Betapa kayanya Indonesia-ku…

bki_pantai

Setiap perjalanan ke Jambi, menuju tempat kerja, saya merasakan betapa kayanya Jambi. Jambi adalah salah satu daerah penghasil migas. Dari perut bumi Jambi, jutaan barrel minyak dan gas dikeluarkan, menghasilkan pendapatan negara yang tidak sedikit.

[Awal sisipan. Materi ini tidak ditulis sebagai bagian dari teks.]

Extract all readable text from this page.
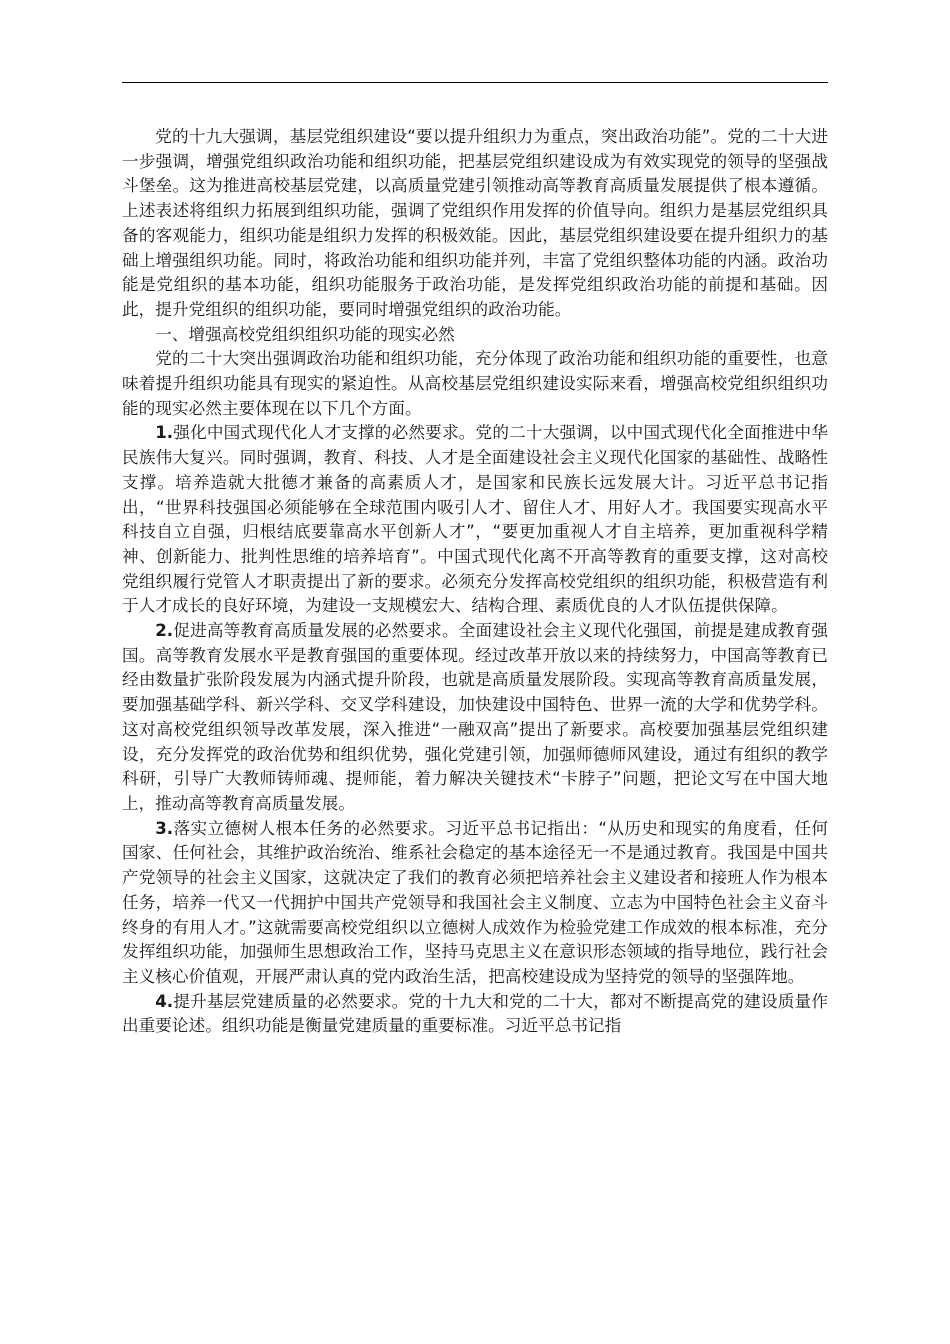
党的十九大强调，基层党组织建设“要以提升组织力为重点，突出政治功能”。党的二十大进一步强调，增强党组织政治功能和组织功能，把基层党组织建设成为有效实现党的领导的坚强战斗堡垒。这为推进高校基层党建，以高质量党建引领推动高等教育高质量发展提供了根本遵循。上述表述将组织力拓展到组织功能，强调了党组织作用发挥的价值导向。组织力是基层党组织具备的客观能力，组织功能是组织力发挥的积极效能。因此，基层党组织建设要在提升组织力的基础上增强组织功能。同时，将政治功能和组织功能并列，丰富了党组织整体功能的内涵。政治功能是党组织的基本功能，组织功能服务于政治功能，是发挥党组织政治功能的前提和基础。因此，提升党组织的组织功能，要同时增强党组织的政治功能。

一、增强高校党组织组织功能的现实必然

党的二十大突出强调政治功能和组织功能，充分体现了政治功能和组织功能的重要性，也意味着提升组织功能具有现实的紧迫性。从高校基层党组织建设实际来看，增强高校党组织组织功能的现实必然主要体现在以下几个方面。

1.强化中国式现代化人才支撑的必然要求。党的二十大强调，以中国式现代化全面推进中华民族伟大复兴。同时强调，教育、科技、人才是全面建设社会主义现代化国家的基础性、战略性支撑。培养造就大批德才兼备的高素质人才，是国家和民族长远发展大计。习近平总书记指出，“世界科技强国必须能够在全球范围内吸引人才、留住人才、用好人才。我国要实现高水平科技自立自强，归根结底要靠高水平创新人才”，“要更加重视人才自主培养，更加重视科学精神、创新能力、批判性思维的培养培育”。中国式现代化离不开高等教育的重要支撑，这对高校党组织履行党管人才职责提出了新的要求。必须充分发挥高校党组织的组织功能，积极营造有利于人才成长的良好环境，为建设一支规模宏大、结构合理、素质优良的人才队伍提供保障。

2.促进高等教育高质量发展的必然要求。全面建设社会主义现代化强国，前提是建成教育强国。高等教育发展水平是教育强国的重要体现。经过改革开放以来的持续努力，中国高等教育已经由数量扩张阶段发展为内涵式提升阶段，也就是高质量发展阶段。实现高等教育高质量发展，要加强基础学科、新兴学科、交叉学科建设，加快建设中国特色、世界一流的大学和优势学科。这对高校党组织领导改革发展，深入推进“一融双高”提出了新要求。高校要加强基层党组织建设，充分发挥党的政治优势和组织优势，强化党建引领，加强师德师风建设，通过有组织的教学科研，引导广大教师铸师魂、提师能，着力解决关键技术“卡脖子”问题，把论文写在中国大地上，推动高等教育高质量发展。

3.落实立德树人根本任务的必然要求。习近平总书记指出：“从历史和现实的角度看，任何国家、任何社会，其维护政治统治、维系社会稳定的基本途径无一不是通过教育。我国是中国共产党领导的社会主义国家，这就决定了我们的教育必须把培养社会主义建设者和接班人作为根本任务，培养一代又一代拥护中国共产党领导和我国社会主义制度、立志为中国特色社会主义奋斗终身的有用人才。”这就需要高校党组织以立德树人成效作为检验党建工作成效的根本标准，充分发挥组织功能，加强师生思想政治工作，坚持马克思主义在意识形态领域的指导地位，践行社会主义核心价值观，开展严肃认真的党内政治生活，把高校建设成为坚持党的领导的坚强阵地。

4.提升基层党建质量的必然要求。党的十九大和党的二十大，都对不断提高党的建设质量作出重要论述。组织功能是衡量党建质量的重要标准。习近平总书记指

Diatasnya adalah lahan subur yang hampir bisa ditanami apa aja. Tongkat saja bisa menjadi tanaman, seperti lagu lebay-nya Koes Plus, untuk menggambarkan betapa suburnya tanah Jambi. Tetapi sayangnya (menurut saya), keanekaragaman hayati yang telah digusur dari ratusan ribu hektar hutan yang dikonversi menjadi lahan tanaman industri (pohon Akasia, untuk bahan baku kertas, utamanya untuk PT Wira Karya Sakti, Sinar Mas Group) hanya menghasilkan kayu-kayu yang diolah menjadi pulp dan kertas.

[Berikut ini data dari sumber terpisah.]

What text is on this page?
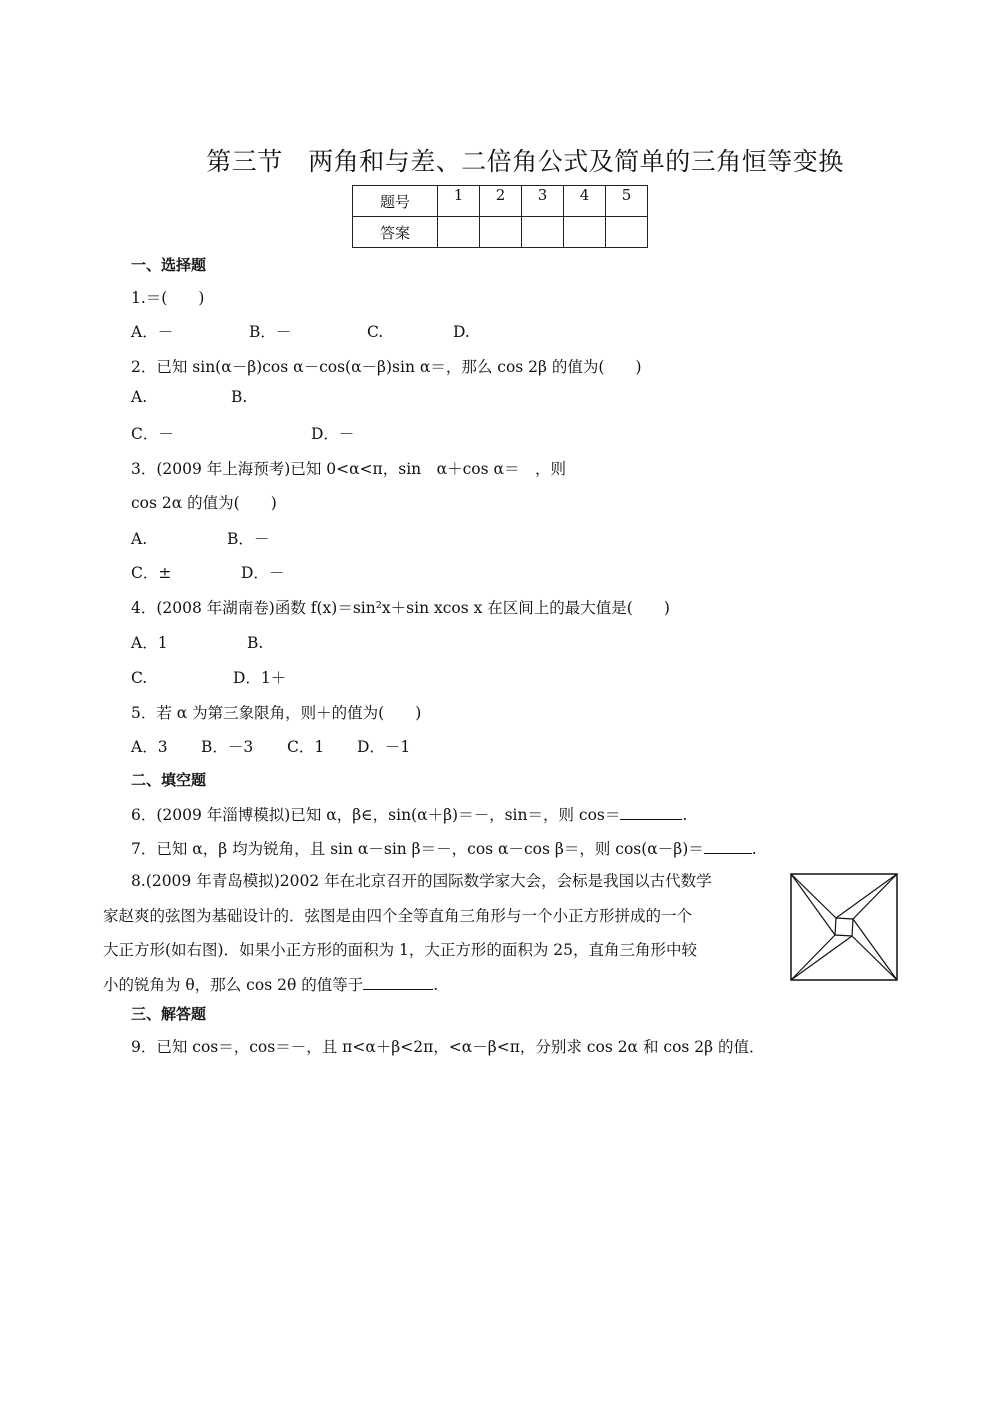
第三节　两角和与差、二倍角公式及简单的三角恒等变换
题号	1	2	3	4	5
答案					
一、选择题
1.＝(　　)
A．－	B．－	C.	D.
2．已知 sin(α－β)cos α－cos(α－β)sin α＝，那么 cos 2β 的值为(　　)
A.	B.
C．－	D．－
3．(2009 年上海预考)已知 0<α<π，sin　α＋cos α＝　，则
cos 2α 的值为(　　)
A.	B．－
C．±	D．－
4．(2008 年湖南卷)函数 f(x)＝sin²x＋sin xcos x 在区间上的最大值是(　　)
A．1	B.
C.	D．1＋
5．若 α 为第三象限角，则＋的值为(　　)
A．3 B．－3 C．1 D．－1
二、填空题
6．(2009 年淄博模拟)已知 α，β∈，sin(α＋β)＝－，sin＝，则 cos＝	.
7．已知 α，β 均为锐角，且 sin α－sin β＝－，cos α－cos β＝，则 cos(α－β)＝	.
8.(2009 年青岛模拟)2002 年在北京召开的国际数学家大会，会标是我国以古代数学
家赵爽的弦图为基础设计的．弦图是由四个全等直角三角形与一个小正方形拼成的一个
大正方形(如右图)．如果小正方形的面积为 1，大正方形的面积为 25，直角三角形中较
小的锐角为 θ，那么 cos 2θ 的值等于	.
三、解答题
9．已知 cos＝，cos＝－，且 π<α＋β<2π，<α－β<π，分别求 cos 2α 和 cos 2β 的值．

Menyisakan lahan yang sedikit, beragam jenis tanaman yang dijadikan sumber penghidupan masyarakat Jambi. Sebagian besar Kelapa Sawit, juga ada Kelapa, Pinang, Karet, Kopi dan tanaman kebun lainnya. Ada juga beragam rempah dan tanaman sayur. Hamparan sawah, dengan padi menghampar juga banyak terdapat di Jambi. Buah-buahan juga banyak, saya paling senang berada di Jambi jika musim Durian, hobi makan Durian terpenuhi dengan harga yang murah, dan setelah musim Durian biasanya musim Duku. Buah-buahan lain seperti Rambutan, Pisang, Nangka dan Jambu Air juga tumbuh dengan subur.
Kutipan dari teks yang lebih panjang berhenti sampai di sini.